Distributed Systems

A distributed system uses multiple machines to achieve better performance, user experience and redundancy. It also brings added complexity to software development and maintenance. We have developed ways to make the most of distributed systems.

Affine Load Balancing

Web sites are built on top HTTP - a stateless protocol. Being stateless is the key to scalability as web servers don't need to remember the 99 visitors they have already served before responding to the 100th visitor.

Similar to static websites, web applications also use HTTP. To achieve the illusion of a stateful application, web servers are usually made to remember additional information about each user, or "session". In a cluster of 3 computers, for example, if the majority of the requests come from one user, only one of the servers is utilized, assuming servers in a cluster do not communicate with one another.

In order to achieve better utilization, we ensure that application servers don't need to share anything. "Share-nothing" is the key to high performing parallel systems. The concept is simple, but most application frameworks don't fully honour this principle. As a result, we have developed our own frameworks and methodologies.
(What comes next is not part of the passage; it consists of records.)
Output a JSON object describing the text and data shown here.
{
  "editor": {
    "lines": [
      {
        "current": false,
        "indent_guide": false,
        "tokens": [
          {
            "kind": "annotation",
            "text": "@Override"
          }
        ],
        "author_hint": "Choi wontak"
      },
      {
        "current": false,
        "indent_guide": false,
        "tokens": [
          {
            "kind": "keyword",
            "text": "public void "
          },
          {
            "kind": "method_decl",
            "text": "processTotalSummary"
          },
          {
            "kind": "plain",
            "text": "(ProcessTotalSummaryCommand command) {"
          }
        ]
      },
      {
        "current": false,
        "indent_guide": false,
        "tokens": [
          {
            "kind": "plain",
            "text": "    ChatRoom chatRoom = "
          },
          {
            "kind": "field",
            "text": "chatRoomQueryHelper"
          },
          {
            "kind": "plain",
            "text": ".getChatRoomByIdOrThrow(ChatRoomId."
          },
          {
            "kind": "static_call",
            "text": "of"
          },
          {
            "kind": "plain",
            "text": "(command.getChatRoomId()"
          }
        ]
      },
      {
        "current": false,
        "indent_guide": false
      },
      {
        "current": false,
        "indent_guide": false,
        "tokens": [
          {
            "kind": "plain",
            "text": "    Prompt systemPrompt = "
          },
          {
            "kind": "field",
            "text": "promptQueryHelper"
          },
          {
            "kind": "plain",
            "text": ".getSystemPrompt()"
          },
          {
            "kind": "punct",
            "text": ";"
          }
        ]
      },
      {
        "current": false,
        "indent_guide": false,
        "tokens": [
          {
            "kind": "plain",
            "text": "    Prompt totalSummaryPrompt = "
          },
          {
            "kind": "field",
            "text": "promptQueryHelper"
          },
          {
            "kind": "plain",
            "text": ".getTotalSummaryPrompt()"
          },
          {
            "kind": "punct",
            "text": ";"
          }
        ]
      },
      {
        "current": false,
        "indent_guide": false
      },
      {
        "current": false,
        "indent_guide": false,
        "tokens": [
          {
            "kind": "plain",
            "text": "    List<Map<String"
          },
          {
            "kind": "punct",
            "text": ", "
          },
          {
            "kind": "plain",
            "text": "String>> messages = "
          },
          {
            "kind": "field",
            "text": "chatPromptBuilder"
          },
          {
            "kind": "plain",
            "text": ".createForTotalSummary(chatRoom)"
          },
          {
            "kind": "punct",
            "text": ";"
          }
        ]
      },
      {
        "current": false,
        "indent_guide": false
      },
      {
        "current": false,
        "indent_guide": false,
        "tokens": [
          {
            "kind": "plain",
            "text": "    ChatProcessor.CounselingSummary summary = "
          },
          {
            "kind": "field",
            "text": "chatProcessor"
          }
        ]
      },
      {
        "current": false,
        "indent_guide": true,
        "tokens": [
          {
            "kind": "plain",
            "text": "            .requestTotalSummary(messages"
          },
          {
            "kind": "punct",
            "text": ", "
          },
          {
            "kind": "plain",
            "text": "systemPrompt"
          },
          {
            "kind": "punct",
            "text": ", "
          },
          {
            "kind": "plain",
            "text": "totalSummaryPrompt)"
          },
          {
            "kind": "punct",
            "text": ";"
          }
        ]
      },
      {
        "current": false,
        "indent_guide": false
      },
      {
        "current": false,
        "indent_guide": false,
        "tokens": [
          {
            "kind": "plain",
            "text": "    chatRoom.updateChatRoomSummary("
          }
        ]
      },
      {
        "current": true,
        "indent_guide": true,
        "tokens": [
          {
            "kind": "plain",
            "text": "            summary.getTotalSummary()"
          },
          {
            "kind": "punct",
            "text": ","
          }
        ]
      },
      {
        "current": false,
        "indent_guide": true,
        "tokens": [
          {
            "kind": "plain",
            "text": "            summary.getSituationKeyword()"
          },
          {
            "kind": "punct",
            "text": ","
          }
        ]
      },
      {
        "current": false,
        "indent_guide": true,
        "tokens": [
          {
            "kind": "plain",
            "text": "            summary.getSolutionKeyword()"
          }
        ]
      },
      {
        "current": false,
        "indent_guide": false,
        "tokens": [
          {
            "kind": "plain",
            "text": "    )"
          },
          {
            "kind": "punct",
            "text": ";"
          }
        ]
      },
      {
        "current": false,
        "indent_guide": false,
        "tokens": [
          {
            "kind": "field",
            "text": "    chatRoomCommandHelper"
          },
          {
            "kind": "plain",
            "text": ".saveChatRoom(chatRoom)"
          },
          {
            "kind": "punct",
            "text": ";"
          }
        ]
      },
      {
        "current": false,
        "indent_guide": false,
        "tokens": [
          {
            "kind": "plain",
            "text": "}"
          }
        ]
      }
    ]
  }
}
AsyncD - Asynchronous Processing & Partial Transactions

Sometimes a task that requires intensive computation is issued by a simple user request, but the result is not immediately needed. For example, in a virtual server control panel, the user can request a backup simply by clicking a button, and he doesn't have to wait until the entire hard disk is copied.

We created a model called AsyncD that gracefully handles transactions partially and in parallel. It optimizes redundant requests and divides workload among multiple workers.

Distributed Dashboard Network

Another research project we're actively working on aims to break the limit of network bandwidth. In the context of real-time communication and surveillance, we have developed a prototype that streams data from various servers into a browser-based dashboard. The browser then discovers relay servers and forwards information to other dynamically spawned dashboard instances. The end result is a peer-to-peer bi-directional communication network.